The True Cost is a 2015 documentary directed by a Los Angeles-based director, Andrew Morgan in association with Life is My Movie Entertainment (a documentary studio based in California and Georgia). It focuses on fast fashion and talks about the clothing industry, from production to its after-effects. As a matter of fact, Morgan associates it with globalization, oppression and poverty. 

The True Cost wants to tell us the story of the clothes we wear, the people who make them and their impact on our world. The film starts back in the 60s, when the American fashion industry produced 95% of the clothes people wore. Over the past decades, this percentage has decreased a lot: only 3% of what American people wear is actually made in the US since the production is much cheaper in developing countries. Morgan shows us how people live in Bangladesh, where there are many clothing factories that produce the majority of the clothes sold in Europe and in the US. Bangladeshi, like Cambodian, Indian and Chinese workers,  have absolutely no rights and are not  even respected as human beings. They are forced to work in terrible conditions and in shaky buildings. The result is having habitual accidents or insurrections which lead to many deaths. In 2013, Rana Plaza (one of the most important Bangladeshi clothing factories) collapsed after workers were forced into the building even if a crack could be seen in the walls. The accident caused over 1000 deaths and 2500 injured people. 

Have you ever wondered why a T-shirt or a pair of jeans sold by big brands doesn’t cost much? Because the worker who made them lives on a low salary and earns around 10$ a month. And with that wage, a family has to be supported. So how is it possible? In many cases, it just isn’t. Parents are often forced to leave their children to someone else who can afford the costs and raise the babies. 
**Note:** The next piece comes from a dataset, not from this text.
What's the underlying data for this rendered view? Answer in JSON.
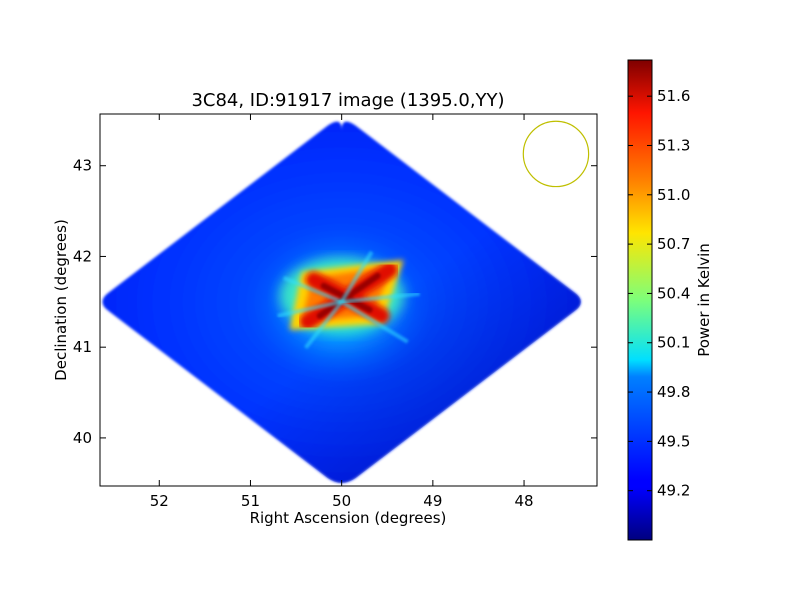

Another big problem is caused once again by American and European people since they very often buy clothes from big brands  and wear them only 6 times on average before throwing them away. In fact, every year over 73% of the total quantity of fast-fashion products is incinerated. Of course, rubbish should be disposed of, but since it costs much, waste is sent to developing countries. That’s why the banks of the river Ganges are so polluted. The high pollution rate also makes some areas uninhabitable and water is poisoned in many regions. So thousands of people are diagnosed with cancer or other deadly illnesses caused by pollution and the number of stillbirths is drastically increasing. 

So has your wardrobe got an impact on our world? Yes, it has. How can you fix this? Well, there are many ways actually. First of all, you should start buying second hand or sustainable clothes and then just be careful about what you buy, how often you go shopping and especially from which brands you buy clothes. The documentary certainly changed our view about clothes (and hopefully yours will change too) we are  quite sure we will never buy anything from such big brands as Zara, H&M or Shein anymore,  and you? We can change all this and, even if it may imply a change of habits, would  be a very important step to make our society just a little bit fairer. So let’s end the fast-fashion season and remember this: the new is over.